Let $x,y\in\mathbb{R}^n$, with $x_1\geq x_2\geq...\geq x_n$, $y_1\geq y_2\geq\ldots,y_n$. Say that $x$ majorizes $y$ if $\sum_{i=1}^{k}x_i\geq\sum_{i=1}^{k}y_i$ for $k=1,2,\ldots,n$, with equality happening for $k=n$. Denote the condition of $x$ majorizing $y$ by $x\succ y$.
It is well known that there exists a matrix $A=(a_{i,j})_{i,j\in[n]}$, with $a_{i,j}\geq0$, $\sum_{k=1}^na_{i,k}=1$, and $\sum_{k=1}^{n}a_{k,j}=1$, for all $i,j\in[n]$, such that $$y=Ax$$ Such matrices are called doubly stochastic.
How to efficiently compute some such matrix $A$, given $x,y$?
A common way to show the existence of $A$, it by constructing $x=x_0\succ x_1\succ\ldots\succ x_m=y$ with each $x_i$ differing from $x_{i-1}$ by at most two components.
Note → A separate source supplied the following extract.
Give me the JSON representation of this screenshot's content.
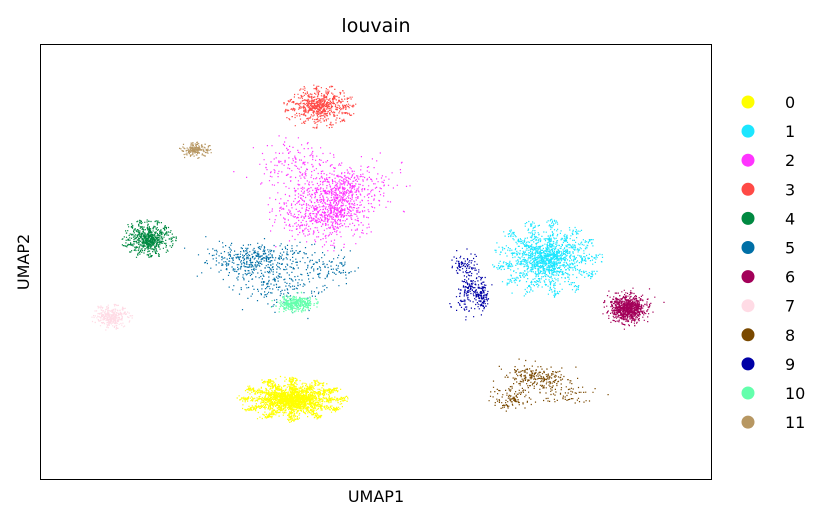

A transformation $x_i=A_ix_{i-1}$ is simple to write, and then one can take $A=A_m\dotsm A_2A_1$. Here $m\leq n-1$.
One can even require the form $A=(|u_{i,j}|^2)_{i,j\in[n]}$, where $U=(u_{i,j})_{i,j\in[n]}$ is unitary.
In both cases these yield an algorithm in which we update (multiply) a matrix up to $n-1$ times.
Is there a way to do better?
Informally, these two solving the convex optimization of minimizing $\|y-Ax\|^2$ over Birkhoff's polytope (the set of doubly stochastic matrices) moving "close" to the boundary. Perhaps other strategies that make updates more in the interior could be able to perform better.